After a brief description of the bag, she goes on to relate:
Any agency who tries to pull a packaging or otherwise meaningless marketing stunt is an immediately absorbing opportunity, so I shell out the 99 cents...
-- eat some chips
-- tangy
-- eat more chips
-- strange this is not so mexican
(I am an EXPERT AT MEXICAN)
-- omgwtflol i know exactly what this tastes like!
I had to respond via the super forward thinking method of short-code sms communication, and quickly found out the actual promotion does not begin until 05/13.
My attention span these days does not last that long, so for anyone who may Google this, the answer to Frito Lay Corp's question is the following:
McDonald's cheeseburger - specifically the bite with pickles and onion pieces.
I dare you to buy it and tell me I am wrong. Usually, I am wrong, however THIS time I am fracking positively beautifully correct.
Her post drew a lot of comments, with others suggesting that it might actually taste more like a Burger King Whopper, or McDonald's Big Mac. I suppose that sooner or later we will know for sure, if anyone still cares, but this also shows how, if you try to live by the internet, you may also die by the internet--no secret is entirely safe from this collaborative medium.
But the bottom line is that the chips just didn't taste very good, and I don't think that any one of us would buy them again, even knowing what they're supposed to be. Especially knowing what they're supposed to be.
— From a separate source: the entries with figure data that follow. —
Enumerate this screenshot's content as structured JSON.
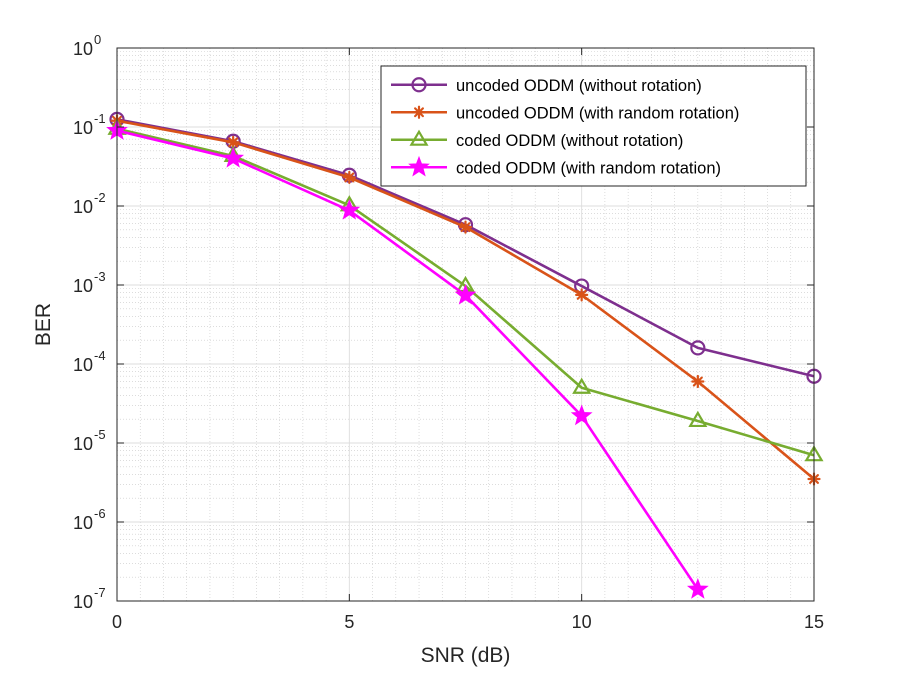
{
  "chart_data": {
    "type": "line",
    "xlabel": "SNR (dB)",
    "ylabel": "BER",
    "xlim": [
      0,
      15
    ],
    "ylim": [
      1e-07,
      1
    ],
    "yscale": "log",
    "grid": true,
    "legend_position": "top-right",
    "x_ticks": [
      {
        "value": 0,
        "label": "0"
      },
      {
        "value": 5,
        "label": "5"
      },
      {
        "value": 10,
        "label": "10"
      },
      {
        "value": 15,
        "label": "15"
      }
    ],
    "y_ticks": [
      {
        "value": 1,
        "base": "10",
        "exp": "0"
      },
      {
        "value": 0.1,
        "base": "10",
        "exp": "-1"
      },
      {
        "value": 0.01,
        "base": "10",
        "exp": "-2"
      },
      {
        "value": 0.001,
        "base": "10",
        "exp": "-3"
      },
      {
        "value": 0.0001,
        "base": "10",
        "exp": "-4"
      },
      {
        "value": 1e-05,
        "base": "10",
        "exp": "-5"
      },
      {
        "value": 1e-06,
        "base": "10",
        "exp": "-6"
      },
      {
        "value": 1e-07,
        "base": "10",
        "exp": "-7"
      }
    ],
    "series": [
      {
        "name": "uncoded ODDM (without rotation)",
        "color": "#7E2F8E",
        "marker": "circle",
        "x": [
          0,
          2.5,
          5,
          7.5,
          10,
          12.5,
          15
        ],
        "values": [
          0.125,
          0.066,
          0.0245,
          0.0058,
          0.00097,
          0.00016,
          7e-05
        ]
      },
      {
        "name": "uncoded ODDM (with random rotation)",
        "color": "#D95319",
        "marker": "asterisk",
        "x": [
          0,
          2.5,
          5,
          7.5,
          10,
          12.5,
          15
        ],
        "values": [
          0.12,
          0.064,
          0.023,
          0.0054,
          0.00075,
          6e-05,
          3.5e-06
        ]
      },
      {
        "name": "coded ODDM (without rotation)",
        "color": "#77AC30",
        "marker": "triangle",
        "x": [
          0,
          2.5,
          5,
          7.5,
          10,
          12.5,
          15
        ],
        "values": [
          0.095,
          0.043,
          0.0102,
          0.00097,
          5e-05,
          1.9e-05,
          7e-06
        ]
      },
      {
        "name": "coded ODDM (with random rotation)",
        "color": "#FF00FF",
        "marker": "pentagram",
        "x": [
          0,
          2.5,
          5,
          7.5,
          10,
          12.5
        ],
        "values": [
          0.09,
          0.04,
          0.0088,
          0.00074,
          2.2e-05,
          1.4e-07
        ]
      }
    ]
  }
}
But with advertising like this, who needs products in the first place? Just ride, captain, ride, upon your mystery chip.
2 comments:
You know, I was in the store just yesterday, and saw a similar bag, and wondered what it was. (But I was in a rush so didn't look it over). However, just think how hard it is to get my (or your)attention in the chaos of the chip bag aisle. So I guess they succeeded in that way. I mean, we are blogging about a bag of chips, for goodness sake. (that advertising exec gets a nice bonus this year).
You know what is next, right? A television show based on a mysterious bag of chips. :)
I appreciated that you tasted them for me and announced that they weren't so good.
Thanks
Kevin
You are very welcome, Kevin. It is the obligation of the media ecologist to function as a Distant Early Warning system, after all, or should I say a canary in a coal mine?
In any event, I think your idea about a television show is brilliant. It could include an ensemble cast playing a bunch of characters who have no obvious connection to one another, but whose pasts are somehow interrelated in subtle ways, and are drawn together by the mystery of the bag, as the new flavor formula turns out to be a secret code developed by a 15th century Renaissance artist/scientist that, if fully understood, could bring on the end of the world, and as each character realizes that they have powers and abilities beyond mere mortals due to genetic change brought on by eating this new product, they realize that they only have 24 hours to stop the terrorist plot, so they disguise themselves as LA Highway Patrol officers as they desperately search for the radioactive material that gives this snack its special tang, yes it's Erik Estrada starring in CHIPS 2007!